Digitizing manufacturing is a big trend expected through 2019 and into 2020, as many manufacturing companies are dramatically increasing their digitization and expect to be ranked as digitally advanced by 2020. These same companies are putting their money where their mouth is, committing around five percent of revenues toward that connectivity.
How many of the following trends are you implementing in your operation? These are the trend now in the world of manufacturing, and trends which are anticipated to make a big impact.
Automation Is the Cornerstone of Lean Manufacturing
Automation is one of the key points of the entire lean manufacturing concept. Although people often fear that automation takes jobs away from people, the jobs actually shift from simple, repetitive tasks to tasks requiring higher thinking skills.
Artificial intelligence (AI) enabled automation could eliminate up to 9 percent of U.S. jobs. However, AI automation also creates other job opportunities that support this new automation economy, from those who can service the equipment to those who will use the data produced by automation to continue improving business and manufacturing processes.
Automation thus supports lean manufacturing by allowing companies to run production longer, faster, and with fewer errors than by human power, saving both time and overhead.
IoT Connecting Equipment, Changing the Workplace
The Internet of Things (IoT) connects equipment so that it can exchange data with other machines and networks based on activities, sensors, and analytical insights. Boston Consulting Group predicts that by 2020, half of the $267B companies will spend on IoT products, technologies, and services will be driven by industries such as manufacturing.
The IoT is geared toward efficiency, reliability, and availability.
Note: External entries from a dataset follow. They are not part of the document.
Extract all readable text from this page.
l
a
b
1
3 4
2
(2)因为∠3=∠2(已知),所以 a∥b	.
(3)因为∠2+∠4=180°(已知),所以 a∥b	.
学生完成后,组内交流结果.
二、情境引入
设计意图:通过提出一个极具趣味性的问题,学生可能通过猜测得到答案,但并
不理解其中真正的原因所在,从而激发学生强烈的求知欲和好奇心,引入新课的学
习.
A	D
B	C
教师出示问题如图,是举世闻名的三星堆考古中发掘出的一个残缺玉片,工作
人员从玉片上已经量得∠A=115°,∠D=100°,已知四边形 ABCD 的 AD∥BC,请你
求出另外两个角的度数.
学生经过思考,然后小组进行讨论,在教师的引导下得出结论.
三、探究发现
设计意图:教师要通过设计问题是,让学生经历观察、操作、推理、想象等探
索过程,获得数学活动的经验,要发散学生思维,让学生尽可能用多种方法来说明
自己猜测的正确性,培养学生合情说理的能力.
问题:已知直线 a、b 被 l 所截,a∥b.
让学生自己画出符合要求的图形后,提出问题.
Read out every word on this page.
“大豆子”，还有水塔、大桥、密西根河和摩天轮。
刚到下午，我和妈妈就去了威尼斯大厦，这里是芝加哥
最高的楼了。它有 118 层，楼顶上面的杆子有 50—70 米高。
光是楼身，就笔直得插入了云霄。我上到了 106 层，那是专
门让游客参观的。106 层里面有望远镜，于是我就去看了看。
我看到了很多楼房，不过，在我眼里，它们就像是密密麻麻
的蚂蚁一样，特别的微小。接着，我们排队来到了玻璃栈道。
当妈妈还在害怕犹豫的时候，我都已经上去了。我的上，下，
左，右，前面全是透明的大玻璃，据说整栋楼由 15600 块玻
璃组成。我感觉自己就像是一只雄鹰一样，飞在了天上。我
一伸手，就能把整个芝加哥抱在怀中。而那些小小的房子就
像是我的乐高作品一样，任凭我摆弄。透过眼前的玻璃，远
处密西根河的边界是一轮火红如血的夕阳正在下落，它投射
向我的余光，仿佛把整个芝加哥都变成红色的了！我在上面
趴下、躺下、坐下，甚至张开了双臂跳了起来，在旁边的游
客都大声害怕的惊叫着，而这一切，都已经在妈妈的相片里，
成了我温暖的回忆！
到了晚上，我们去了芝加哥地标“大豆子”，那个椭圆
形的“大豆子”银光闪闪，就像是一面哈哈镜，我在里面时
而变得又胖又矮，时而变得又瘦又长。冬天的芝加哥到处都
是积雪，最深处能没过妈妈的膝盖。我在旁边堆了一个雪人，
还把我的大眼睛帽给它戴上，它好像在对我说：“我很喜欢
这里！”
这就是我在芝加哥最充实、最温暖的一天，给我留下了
By using it in the manufacturing industry, the IoT has ushered in a whole new way of converting raw materials into marketable products. Machines have little margin of error. They also don’t need breaks or take sick days. Training? That’s programming, and it can be done once and remembered forever. Machines are reliable and cost-effective.
While the capital investment up front might seem daunting, the long-term reductions in operational expenses are worth it. Some of the uses for IoT in manufacturing include:
- Tracking tools and fixtures
- Work-in-progress tracking
- Process automation
Machine Learning Predicts Next Move
New technology enables manufacturers to save time and bring down labor costs throughout the factory. Machine learning can help your equipment become “smarter” over time and predict the next need. It takes data collected by automated and connected IoT devices and uses it to monitor and predict issues in your manufacturing process. Imagine knowing a machine will need service before it breaks down, based on specific histories of issues on that machine. Other systems read information and find ways to optimize a machine’s productivity, emissions, or other issues even better than a human could.
The Internet of Things, Machine Learning, and other new technology are truly reshaping the manufacturing industry. We’ve come a long way since the assembly line days of Henry Ford or the first Toyota lean manufacturing systems. New, better, and more efficient technology continues to improve the outlook for all manufacturing facilities.